2. Also, I think there must be some type of clearing cache function to be called in between the @benchmark lines. Because I tried this

``````julia> using BenchmarkTools, CuArrays
julia> A = CuArray{Float32}(1024, 1024);
julia> a = @benchmark CuArrays.@sync map!(x->x*x, A, A)
BenchmarkTools.Trial:
memory estimate:  3.50 KiB
allocs estimate:  64
--------------
minimum time:     3.325 ms (0.00% GC)
median time:      4.028 ms (0.00% GC)
mean time:        4.020 ms (0.00% GC)
maximum time:     4.749 ms (0.00% GC)
--------------
samples:          1243
evals/sample:     1

julia> b = @benchmark CuArrays.@sync map!(x->x*x, A, A)
BenchmarkTools.Trial:
memory estimate:  3.50 KiB
allocs estimate:  64
--------------
minimum time:     5.860 ms (0.00% GC)
median time:      6.275 ms (0.00% GC)
mean time:        6.275 ms (0.00% GC)
maximum time:     7.566 ms (0.00% GC)
--------------
samples:          796
evals/sample:     1

julia> c = @benchmark CuArrays.@sync map!(x->x*x, A, A)
BenchmarkTools.Trial:
memory estimate:  3.50 KiB
allocs estimate:  64
--------------
minimum time:     7.549 ms (0.00% GC)
median time:      7.930 ms (0.00% GC)
mean time:        7.941 ms (0.00% GC)
maximum time:     9.529 ms (0.00% GC)
--------------
samples:          630
evals/sample:     1
``````

See that I called the same function, but got increased time for functions that are executed later.

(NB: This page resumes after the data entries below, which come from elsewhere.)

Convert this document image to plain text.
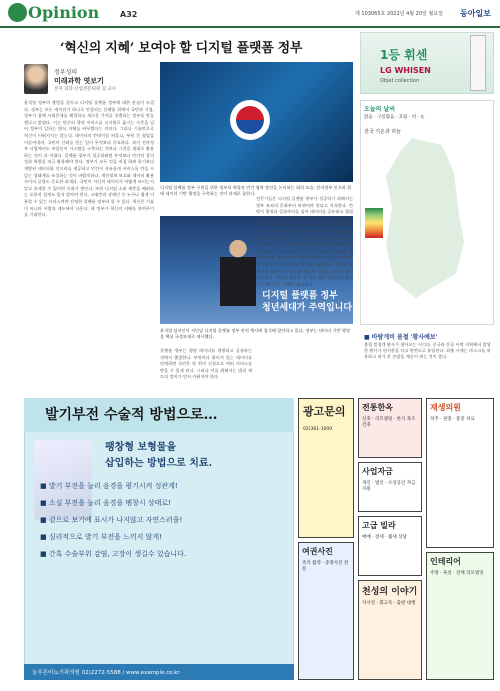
Opinion	A32	제 103065호 2022년 4월 20일 월요일 동아일보
‘혁신의 지혜’ 보여야 할 디지털 플랫폼 정부	1등 휘센
LG WHISEN
Objet collection
정우성의
미래과학 엿보기
본지 과학·산업전문위원 겸 교수
윤석열 정부의 출범을 앞두고 디지털 플랫폼 정부에 대한 관심이 뜨겁다. 정부는 모든 데이터가 하나로 연결되는 플랫폼 위에서 국민과 기업, 정부가 함께 사회문제를 해결하고 새로운 가치를 창출하는 정부를 만들겠다고 밝혔다. 이는 단순히 행정 서비스를 디지털로 옮기는 수준을 넘어 정부의 일하는 방식 자체를 바꾸겠다는 의미다. 그러나 기술만으로 혁신이 이뤄지지는 않는다. 데이터의 칸막이를 허물고, 부처 간 협업을 이끌어내며, 국민의 신뢰를 얻는 일이 무엇보다 중요하다. 과거 전자정부 사업에서도 보았듯이 시스템을 구축하는 것보다 그것을 제대로 활용하는 것이 더 어렵다. 플랫폼 정부가 성공하려면 무엇보다 민간의 창의성과 역량을 적극 활용해야 한다. 정부가 모든 것을 직접 하려 하기보다 개방된 데이터와 인프라를 제공하고 민간이 자유롭게 서비스를 만들 수 있는 생태계를 조성하는 것이 바람직하다. 개인정보 보호와 데이터 활용 사이의 균형도 중요한 과제다. 국민이 자신의 데이터가 어떻게 쓰이는지 알고 통제할 수 있어야 신뢰가 쌓인다. 또한 디지털 소외 계층을 배려하는 포용적 설계도 잊지 말아야 한다. 고령층과 장애인 등 누구나 쉽게 이용할 수 있는 서비스여야 진정한 플랫폼 정부라 할 수 있다. 혁신은 기술이 아니라 사람과 제도에서 나온다. 새 정부가 혁신의 지혜를 보여주기를 기대한다.
디지털 플랫폼 정부 구현을 위한 정부의 역할과 민간 협력 방안을 논의하는 회의 모습. 전자정부 인프라 위에 데이터 기반 행정을 구축하는 것이 과제로 꼽힌다.
디지털 플랫폼 정부
청년세대가 주역입니다.
윤석열 당선인이 지난달 디지털 플랫폼 정부 관련 행사에 참석해 발언하고 있다. 정부는 데이터 기반 행정을 핵심 국정과제로 제시했다.
플랫폼 정부는 행정 데이터를 개방하고 공유하는 것에서 출발한다. 부처마다 흩어져 있는 데이터를 연계하면 국민은 한 번의 신청으로 여러 서비스를 받을 수 있게 된다. 그러나 이를 위해서는 법과 제도의 정비가 먼저 이뤄져야 한다.
전문가들은 디지털 플랫폼 정부가 성공하기 위해서는 정부 조직의 문화부터 바뀌어야 한다고 지적한다. 칸막이 행정과 성과주의를 넘어 데이터를 공유하고 협업하는 문화가 정착돼야 한다는 것이다. 인공지능과 클라우드 등 신기술을 적극 도입하되, 그 과정에서 발생할 수 있는 부작용에도 대비해야 한다. 알고리즘의 편향과 보안 위협, 일자리 변화 등은 정부가 선제적으로 고민해야 할 문제다. 민간 전문가의 참여를 확대하고 공무원의 디지털 역량을 높이는 교육도 병행해야 한다. 플랫폼 정부는 한두 해에 완성되는 사업이 아니다. 장기적인 비전과 일관된 추진이 필요하다. 정권이 바뀌어도 지속될 수 있도록 제도적 기반을 다지는 것이 중요하다. 국민이 체감할 수 있는 작은 성과부터 차근차근 쌓아가는 지혜가 필요하다.
오늘의 날씨
전국 기온과 하늘
맑음 · 구름많음 · 흐림 · 비 · 눈
■ 바람개비 봄철 '황사예보'
봄철 불청객 황사가 찾아오는 시기다. 중국과 몽골 사막 지역에서 발생한 황사가 편서풍을 타고 한반도로 유입된다. 외출 시에는 마스크를 착용하고 귀가 후 손발을 깨끗이 씻는 것이 좋다.
발기부전 수술적 방법으로…
팽창형 보형물을
삽입하는 방법으로 치료.
■ 발기 부전을 늘리 음경을 평기시켜 성관계!
■ 소실 부전을 늘리 음경을 팽창시 상태로!
■ 겉으로 보기에 표시가 나지않고 자연스러움!
■ 심리적으로 발기 부전을 느끼지 않게!
■ 간혹 수술부위 감염, 고장이 생길수 있습니다.
늘푸른비뇨기과의원 02)2272-5588 / www.example.co.kr
광고문의
02)361-1000
전통한옥
신축 · 리모델링 · 한식 목조건축
사업자금
개인 · 법인 · 소상공인 자금지원
여권사진
즉석 촬영 · 증명사진 전문
고급 빌라
매매 · 전세 · 월세 상담
천성의 이야기
자서전 · 회고록 · 출판 대행
재생의원
척추 · 관절 · 통증 치료
인테리어
주방 · 욕실 · 전체 리모델링
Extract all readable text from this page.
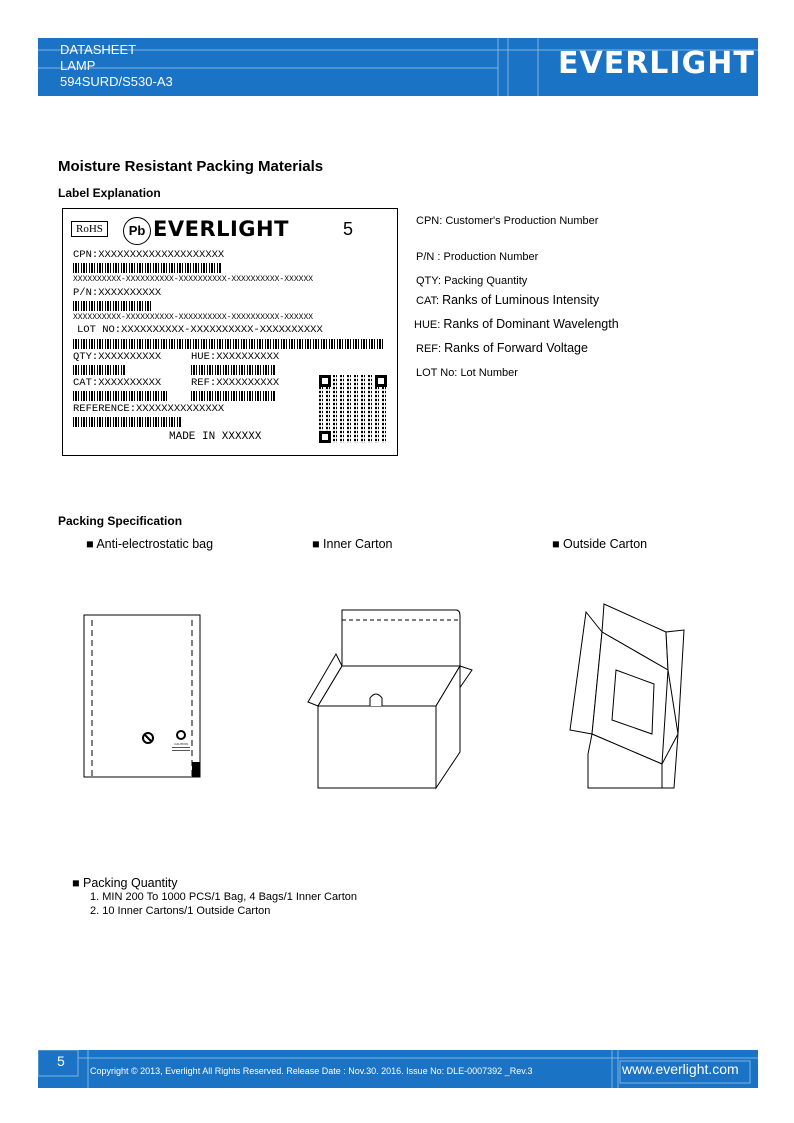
DATASHEET
LAMP
594SURD/S530-A3
EVERLIGHT
Moisture Resistant Packing Materials
Label Explanation
RoHS	Pb EVERLIGHT	5
CPN:XXXXXXXXXXXXXXXXXXXX
XXXXXXXXXX-XXXXXXXXXX-XXXXXXXXXX-XXXXXXXXXX-XXXXXX
P/N:XXXXXXXXXX
XXXXXXXXXX-XXXXXXXXXX-XXXXXXXXXX-XXXXXXXXXX-XXXXXX
LOT NO:XXXXXXXXXX-XXXXXXXXXX-XXXXXXXXXX
QTY:XXXXXXXXXX	HUE:XXXXXXXXXX
CAT:XXXXXXXXXX	REF:XXXXXXXXXX
REFERENCE:XXXXXXXXXXXXXX
MADE IN XXXXXX
CPN: Customer's Production Number
P/N : Production Number
QTY: Packing Quantity
CAT: Ranks of Luminous Intensity
HUE: Ranks of Dominant Wavelength
REF: Ranks of Forward Voltage
LOT No: Lot Number
Packing Specification
■ Anti-electrostatic bag	■ Inner Carton	■ Outside Carton
CAUTION
■ Packing Quantity
1. MIN 200 To 1000 PCS/1 Bag, 4 Bags/1 Inner Carton
2. 10 Inner Cartons/1 Outside Carton
5
Copyright © 2013, Everlight All Rights Reserved. Release Date : Nov.30. 2016. Issue No: DLE-0007392 _Rev.3	www.everlight.com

1. Last question, I don’t see the speed difference between pow and pow_fast. Do you have a different experience?

Yeah I’m working with CuArrays master, where we’ve been moving towards Base Array APIs.

No, it only includes data transfer times if that’s part of the expression you’re `@benchmark`ing. The `@sync` makes sure asynchronous operations, like kernels, are included in the timings. If you want to include memory transfers you should allocate/execute/transfer back.

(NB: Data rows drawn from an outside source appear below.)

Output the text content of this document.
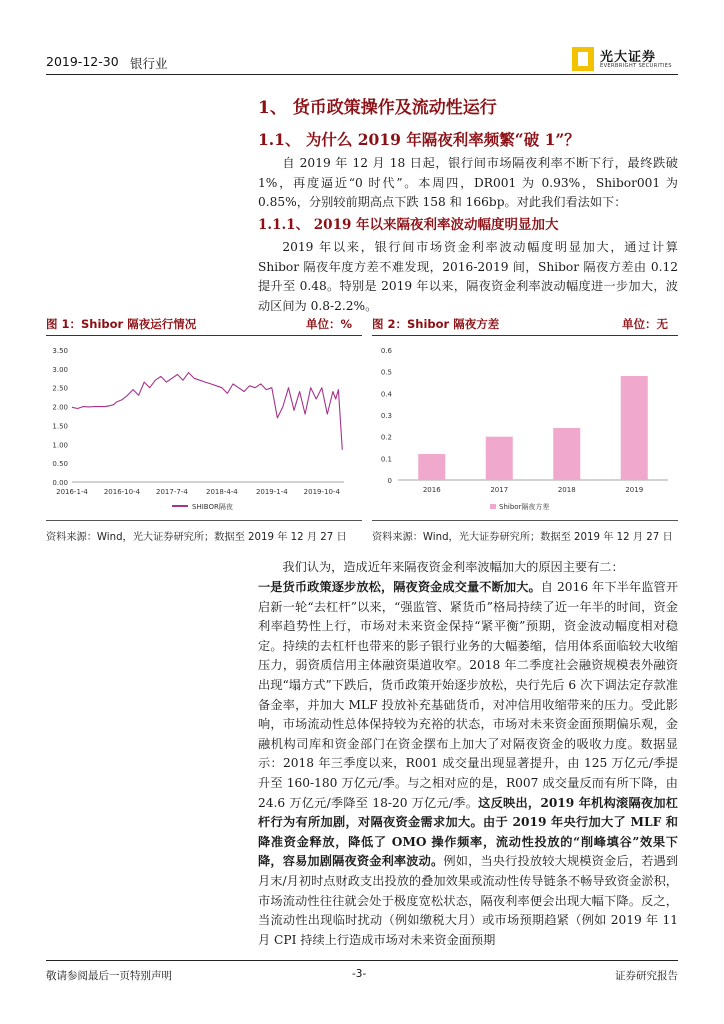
2019-12-30 银行业	光大证券
EVERBRIGHT SECURITIES
1、 货币政策操作及流动性运行
1.1、 为什么 2019 年隔夜利率频繁“破 1”？
自 2019 年 12 月 18 日起，银行间市场隔夜利率不断下行，最终跌破 1%，再度逼近“0 时代”。本周四，DR001 为 0.93%，Shibor001 为 0.85%，分别较前期高点下跌 158 和 166bp。对此我们看法如下：
1.1.1、 2019 年以来隔夜利率波动幅度明显加大
2019 年以来，银行间市场资金利率波动幅度明显加大，通过计算 Shibor 隔夜年度方差不难发现，2016-2019 间，Shibor 隔夜方差由 0.12 提升至 0.48。特别是 2019 年以来，隔夜资金利率波动幅度进一步加大，波动区间为 0.8-2.2%。
图 1：Shibor 隔夜运行情况	单位：%
0.00
0.50
1.00
1.50
2.00
2.50
3.00
3.50
2016-1-4 2016-10-4 2017-7-4	2018-4-4	2019-1-4 2019-10-4
SHIBOR隔夜
资料来源：Wind，光大证券研究所；数据至 2019 年 12 月 27 日
图 2：Shibor 隔夜方差	单位：无
0
0.1
0.2
0.3
0.4
0.5
0.6
2016	2017	2018	2019
Shibor隔夜方差
资料来源：Wind，光大证券研究所；数据至 2019 年 12 月 27 日
我们认为，造成近年来隔夜资金利率波幅加大的原因主要有二：
一是货币政策逐步放松，隔夜资金成交量不断加大。自 2016 年下半年监管开启新一轮“去杠杆”以来，“强监管、紧货币”格局持续了近一年半的时间，资金利率趋势性上行，市场对未来资金保持“紧平衡”预期，资金波动幅度相对稳定。持续的去杠杆也带来的影子银行业务的大幅萎缩，信用体系面临较大收缩压力，弱资质信用主体融资渠道收窄。2018 年二季度社会融资规模表外融资出现“塌方式”下跌后，货币政策开始逐步放松，央行先后 6 次下调法定存款准备金率，并加大 MLF 投放补充基础货币，对冲信用收缩带来的压力。受此影响，市场流动性总体保持较为充裕的状态，市场对未来资金面预期偏乐观，金融机构司库和资金部门在资金摆布上加大了对隔夜资金的吸收力度。数据显示：2018 年三季度以来，R001 成交量出现显著提升，由 125 万亿元/季提升至 160-180 万亿元/季。与之相对应的是，R007 成交量反而有所下降，由 24.6 万亿元/季降至 18-20 万亿元/季。这反映出，2019 年机构滚隔夜加杠杆行为有所加剧，对隔夜资金需求加大。由于 2019 年央行加大了 MLF 和降准资金释放，降低了 OMO 操作频率，流动性投放的“削峰填谷”效果下降，容易加剧隔夜资金利率波动。例如，当央行投放较大规模资金后，若遇到月末/月初时点财政支出投放的叠加效果或流动性传导链条不畅导致资金淤积，市场流动性往往就会处于极度宽松状态，隔夜利率便会出现大幅下降。反之，当流动性出现临时扰动（例如缴税大月）或市场预期趋紧（例如 2019 年 11 月 CPI 持续上行造成市场对未来资金面预期
敬请参阅最后一页特别声明	-3-	证券研究报告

Hard to be sure what’s happening there. You can always run that code under `nvprof` too. Maybe the allocator acting up? After a while, the GPU allocation pool will have been exhausted which causes a GC sweep and/or new actual allocations.

I’ve definitely seen the `_fast` versions of intrinsics execute, well, faster, but it depends on the application as well as the GPU. YMMV.